Mais dans le chaos, l’amour est salutaire. Dans le chaos, les amis nous épaulent et nous soutiennent. L’ancrage émotionnel se crée ainsi par la relation entre les personnages de Naomie Ackie et d’Eva Victor qui sont justes impeccables. Dès leur première interaction, on croit à cette amitié qui est née à l’époque universitaire et qui a traversé les âges grâce au travail (et talent) d’interprétation des deux actrices. Le naturalisme de la mise en scène et les sets colorés des décors contribuent à faire vivre la douceur de cette relation qui  nous émeut à plusieurs reprises. Que ce soit dans les moments de joie, les moments de peine ou les moments où l’empathie face à ce qu’a subi Agnès est absente.

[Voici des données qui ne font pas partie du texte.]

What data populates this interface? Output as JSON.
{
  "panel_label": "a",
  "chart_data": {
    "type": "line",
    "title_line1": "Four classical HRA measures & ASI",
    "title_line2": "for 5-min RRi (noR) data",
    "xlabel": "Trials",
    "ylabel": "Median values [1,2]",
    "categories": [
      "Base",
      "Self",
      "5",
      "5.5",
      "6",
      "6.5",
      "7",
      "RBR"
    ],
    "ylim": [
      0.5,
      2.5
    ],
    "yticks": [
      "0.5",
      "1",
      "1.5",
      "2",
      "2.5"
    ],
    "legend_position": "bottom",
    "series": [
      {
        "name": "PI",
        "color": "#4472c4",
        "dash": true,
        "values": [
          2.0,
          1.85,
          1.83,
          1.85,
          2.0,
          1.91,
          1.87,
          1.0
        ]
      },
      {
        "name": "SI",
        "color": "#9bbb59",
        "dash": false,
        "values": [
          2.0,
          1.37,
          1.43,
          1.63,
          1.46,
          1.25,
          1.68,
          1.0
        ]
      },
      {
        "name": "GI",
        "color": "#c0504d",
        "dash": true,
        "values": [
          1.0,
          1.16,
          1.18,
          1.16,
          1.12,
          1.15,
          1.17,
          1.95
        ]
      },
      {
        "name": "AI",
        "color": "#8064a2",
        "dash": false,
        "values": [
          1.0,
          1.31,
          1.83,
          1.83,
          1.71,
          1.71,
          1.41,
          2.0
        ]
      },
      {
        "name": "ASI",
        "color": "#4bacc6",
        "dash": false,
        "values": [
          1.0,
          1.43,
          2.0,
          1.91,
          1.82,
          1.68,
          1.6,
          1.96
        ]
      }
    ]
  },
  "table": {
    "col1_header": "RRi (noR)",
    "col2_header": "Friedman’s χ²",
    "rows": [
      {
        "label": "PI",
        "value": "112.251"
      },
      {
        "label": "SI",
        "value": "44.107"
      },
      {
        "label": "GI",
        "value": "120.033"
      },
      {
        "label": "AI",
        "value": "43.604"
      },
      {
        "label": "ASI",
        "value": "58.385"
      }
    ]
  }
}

Avec Lydie, Agnès semble (re)vivre. L’occasion pour le spectateur d’apprécier l’humour pince-sans rire du film, certaines séquences s’apparentant à des sketchs délicieux, le tout combinés à des dialogues délivrés avec un vrai bon tempo comique.

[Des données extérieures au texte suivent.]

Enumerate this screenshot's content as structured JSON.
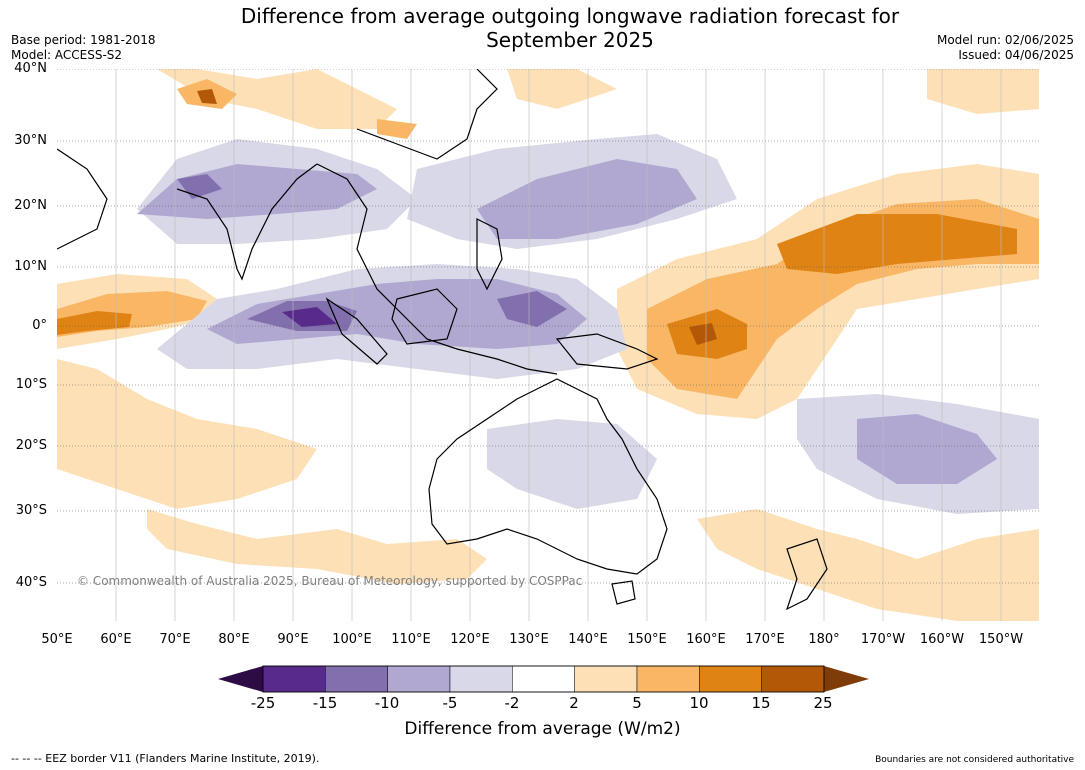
{
  "title": {
    "line1": "Difference from average outgoing longwave radiation forecast for",
    "line2": "September 2025"
  },
  "meta_left": {
    "base_period": "Base period: 1981-2018",
    "model": "Model: ACCESS-S2"
  },
  "meta_right": {
    "model_run": "Model run: 02/06/2025",
    "issued": "Issued: 04/06/2025"
  },
  "lat_labels": [
    "40°N",
    "30°N",
    "20°N",
    "10°N",
    "0°",
    "10°S",
    "20°S",
    "30°S",
    "40°S"
  ],
  "lon_labels": [
    "50°E",
    "60°E",
    "70°E",
    "80°E",
    "90°E",
    "100°E",
    "110°E",
    "120°E",
    "130°E",
    "140°E",
    "150°E",
    "160°E",
    "170°E",
    "180°",
    "170°W",
    "160°W",
    "150°W"
  ],
  "copyright": "© Commonwealth of Australia 2025, Bureau of Meteorology, supported by COSPPac",
  "colorbar": {
    "ticks": [
      "-25",
      "-15",
      "-10",
      "-5",
      "-2",
      "2",
      "5",
      "10",
      "15",
      "25"
    ],
    "label": "Difference from average (W/m2)",
    "colors": {
      "below": "#2d0b45",
      "bins": [
        "#582a8a",
        "#8170ad",
        "#b0a8d0",
        "#d8d8e8",
        "#ffffff",
        "#fde0b6",
        "#f9b765",
        "#e08315",
        "#b35806"
      ],
      "above": "#7f3b08"
    }
  },
  "footer": {
    "eez": "--  --  -- EEZ border V11 (Flanders Marine Institute, 2019).",
    "boundaries": "Boundaries are not considered authoritative"
  }
}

Cette amitié offre également un regard sur la vie des gens qui restent face à ceux qui partent. Agnès a choisi de rester dans l’environnement qui l’a rendu malade, ayant du mal à nouer des liens avec autrui (les hommes) tandis que Lydie travaille à New-York et va vivre un événement important : l’arrivée d’un enfant. Comme dans le film “Le Ravissement”, l’arrivée de ce bébé va ébranler notre héroïne, elle qui n’évolue pas au même rythme que sa (seule) amie. Et comme le disait si bien Iris Kaltenbäck : « Dans les amitiés fusionnelles, on vit plusieurs étapes de la vie ensemble et puis là, tout d’un coup, on ne sait plus exactement comment faire partie de cette amitié. » 

Sorry Baby
© Wild Bunch

Spleen et idéal

Le “défaut” du film est également sa plus grande qualité. Une fois les enjeux posés et le côté « ludique » de la transgression de l’espace-temps posé, Sorry Baby ne propose pas de soubresauts ou de péripéties qui viendraient élever l’intrigue. Mais quelque part, c’est cela qui a séduit l’auteur de ses lignes. Un refus de sensationnalisme qui se marie à merveille avec le fait d’agir par automatisme, de se faire balloter au gré du temps et des humeurs de chacun. C’est une manière intéressante de montrer à quel point l’aide envers Agnès se révèle cruellement insuffisante, que ce soit via un protocole médical paternaliste et froid (avec des relents de stéréotype sur la figure de la angry black woman) ou par un échange désincarné avec des femmes universitaires qui offre un constat glaçant.

Dès lors, on peut se demander si nous sommes suffisamment à l’écoute. Sommes-nous attentifs face à une Agnès qui culpabilise de ne pas penser à ce qui lui est arrivé tout en refusant de se définir uniquement comme une victime et qui souhaite recommencer à vivre ? En jouant avec le temps, le film joue également avec des détails qui, s’ils nous paraissent ordinaires ou neutres à première vue, peuvent avoir une signification plus forte au fur et à mesure que le film progresse et selon la temporalité des chapitres. Portes et fenêtres deviennent des lignes de fuite qui structurent l’image dans des effets de surcadrage, plaçant le spectateur comme observateur de l’ébullition interne d’Agnès. Ebullition qui prend sa forme finale dans un monologue émouvant.

À l’aide de sa narration fragmentée, Eva Victor offre une dramédie douce-amère au ton décalé. Sorry Baby est un récit de reconstruction, de sororité et d’errances sur la vie après un événement traumatique qui ne nous définit pas malgré les dommages laissés. Un superbe premier film.